Simpanan Tabungan Perumahan Rakyat (Tapera) dapat digunakan oleh pesertanya untuk pembiayaan perumahan seperti kredit pemilikan rumah, kredit renovasi rumah, dan kredit bangun rumah. Namun, yang menjadi polemik adalah peserta Tapera terdiri dari seluruh pekerja dan pekerja mandiri yang memiliki gaji di atas upah minimum. Hal itu menuai banyak protes dari kalangan pekerja dan buruh di Indonesia karena dianggap memberatkan.

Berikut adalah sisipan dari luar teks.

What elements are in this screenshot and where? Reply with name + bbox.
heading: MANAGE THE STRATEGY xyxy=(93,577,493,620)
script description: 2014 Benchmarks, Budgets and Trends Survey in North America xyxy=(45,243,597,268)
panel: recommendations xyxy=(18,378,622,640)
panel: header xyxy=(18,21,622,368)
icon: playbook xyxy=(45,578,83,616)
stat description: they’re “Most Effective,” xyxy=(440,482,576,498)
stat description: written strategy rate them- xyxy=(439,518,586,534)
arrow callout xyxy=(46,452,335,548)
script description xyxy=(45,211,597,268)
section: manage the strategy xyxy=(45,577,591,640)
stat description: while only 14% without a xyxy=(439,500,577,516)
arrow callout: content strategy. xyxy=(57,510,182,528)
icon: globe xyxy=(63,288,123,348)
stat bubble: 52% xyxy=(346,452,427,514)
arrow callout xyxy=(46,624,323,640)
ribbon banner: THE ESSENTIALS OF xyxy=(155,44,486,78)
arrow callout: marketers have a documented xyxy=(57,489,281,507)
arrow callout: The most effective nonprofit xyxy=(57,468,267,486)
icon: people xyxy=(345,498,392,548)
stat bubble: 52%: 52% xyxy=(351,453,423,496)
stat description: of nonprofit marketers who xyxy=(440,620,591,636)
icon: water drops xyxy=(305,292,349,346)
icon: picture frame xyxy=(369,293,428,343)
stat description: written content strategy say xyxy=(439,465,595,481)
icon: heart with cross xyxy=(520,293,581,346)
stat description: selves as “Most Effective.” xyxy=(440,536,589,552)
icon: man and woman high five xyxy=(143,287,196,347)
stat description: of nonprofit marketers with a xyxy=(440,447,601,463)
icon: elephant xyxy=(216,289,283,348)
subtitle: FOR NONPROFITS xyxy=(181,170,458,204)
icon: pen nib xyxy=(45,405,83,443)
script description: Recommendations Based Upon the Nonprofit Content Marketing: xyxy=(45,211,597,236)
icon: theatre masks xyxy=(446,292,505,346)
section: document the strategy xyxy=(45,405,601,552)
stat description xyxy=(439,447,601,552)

Ketua Umum DPP Realestat Indonesia (REI), Joko Suranto berpendapat bahwa perdebatan terkait iuran Tapera ini membuktikan bahwa masalah di sektor perumahan cukup kompleks termasuk soal pembiayaannya. Maka dari itu, penyelesaian masalah perumahan rakyat tidak bisa lagi diatasi dengan setengah hati, tetapi harus menyeluruh termasuk secara kelembagaan. Tanpa institusi yang kuat, maka sulit diharapkan adanya regulasi yang baik termasuk kebijakan pembiayaan.
"Saat ini kita dihadapkan kepada angka backlog (kekurangan pasokan) perumahan hingga 12,7 juta dan angka itu dipastikan bertambah setiap tahunnya. Kita juga dituntut untuk terus memikirkan darimana sumber anggaran perumahan, karena APBN sangat limitatif. Lalu, seperti apa institusi (kelembagaan) yang mengurusi masalah di sektor perumahan ini?," kata Joko dalam keterangannya, dikutip Sabtu (8/6/2024).
SCROLL TO CONTINUE WITH CONTENT
Menurutnya, rencana pemberlakuan iuran Tapera sebenarnya merupakan upaya pemerintah untuk mengatasi backlog perumahan. Pemerintah ingin penyediaan perumahan dapat dipercepat dan terjangkau oleh masyarakat. Bila kemudian direspons beragam termasuk adanya penolakan dari masyarakat, Joko menilai hal itu disebabkan oleh tiga faktor yakni adanya distrust (ketidakpercayaan), historikal (sejarah dari pengalaman sebelumnya), serta minimnya sosialisasi kepada masyarakat.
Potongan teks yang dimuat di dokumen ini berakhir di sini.